Jefferson Day Rant: Enthusiasm
Following some blog-duels with various seminarians and preachers-in-training, I have noted that there is an issue which many religious people overlook, which the English writers formerly referred to as Enthusiasm. If religious faith is purely a matter of personal conscience and subjective belief, what is to prevent a Manson or Koresh (someone like Locke would have termed them Enthusiasts of the most virulent type) from thinking that his own "visions"--which may or may not be madness--are not the Word of Gott on high? Madison optimistically asserted that "the Religion then of every man must be left to the conviction and conscience of every man," yet if one person's religion--say Koresh's-- involves inflicting his own views and irrationalism on other non-believers or gentiles or "liberals", and endangering their health if not actually killing them in accord with some subjective madness, then perhaps his religious rights should be limited (and most would agree it would have been good had Koresh's religious rights been curtailed and his church been closed early on).

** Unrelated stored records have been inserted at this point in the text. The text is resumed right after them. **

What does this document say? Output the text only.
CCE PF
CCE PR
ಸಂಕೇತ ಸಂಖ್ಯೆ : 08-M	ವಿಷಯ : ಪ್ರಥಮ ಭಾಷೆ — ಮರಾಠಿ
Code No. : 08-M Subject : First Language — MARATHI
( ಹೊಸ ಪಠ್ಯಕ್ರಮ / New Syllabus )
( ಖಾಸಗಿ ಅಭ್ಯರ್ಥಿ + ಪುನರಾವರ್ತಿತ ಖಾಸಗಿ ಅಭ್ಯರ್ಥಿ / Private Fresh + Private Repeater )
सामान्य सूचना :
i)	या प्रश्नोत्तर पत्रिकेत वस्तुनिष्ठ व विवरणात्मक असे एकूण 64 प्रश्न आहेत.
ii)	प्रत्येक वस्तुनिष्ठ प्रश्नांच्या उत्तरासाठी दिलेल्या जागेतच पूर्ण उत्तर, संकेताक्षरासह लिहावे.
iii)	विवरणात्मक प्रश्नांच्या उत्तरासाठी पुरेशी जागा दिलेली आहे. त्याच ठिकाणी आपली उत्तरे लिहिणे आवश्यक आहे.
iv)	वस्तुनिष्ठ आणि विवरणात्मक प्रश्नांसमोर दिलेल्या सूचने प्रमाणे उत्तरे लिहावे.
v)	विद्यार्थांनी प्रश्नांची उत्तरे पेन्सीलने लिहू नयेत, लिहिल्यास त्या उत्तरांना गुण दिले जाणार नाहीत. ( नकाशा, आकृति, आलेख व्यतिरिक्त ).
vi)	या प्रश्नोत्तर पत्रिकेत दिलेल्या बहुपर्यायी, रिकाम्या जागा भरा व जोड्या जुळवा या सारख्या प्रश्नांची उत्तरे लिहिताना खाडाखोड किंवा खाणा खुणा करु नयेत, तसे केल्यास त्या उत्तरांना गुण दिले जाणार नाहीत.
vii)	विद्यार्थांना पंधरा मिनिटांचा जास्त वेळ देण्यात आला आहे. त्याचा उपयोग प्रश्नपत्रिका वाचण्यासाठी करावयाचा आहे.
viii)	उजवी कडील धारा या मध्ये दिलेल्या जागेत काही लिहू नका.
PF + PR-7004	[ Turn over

When some biblethumping conservative begins discussing the Book of Revelation and assuming that it is his duty to help bring it about (since his "God" told him to) anyone who values the secular principles of the Constitution has reason to be concerned, just as we might be concerned if muslims were to become more powerful in US politics and began to try to institute some Koranic laws as public policy, or if new-age types were to try to attempt to institute some pagan holidays. There are many sound secular reasons--reasons based on logical and scientific principles, not dogma--to limit or at least question religious freedoms and institutions, as Madison's more skeptical colleague Jefferson well realized.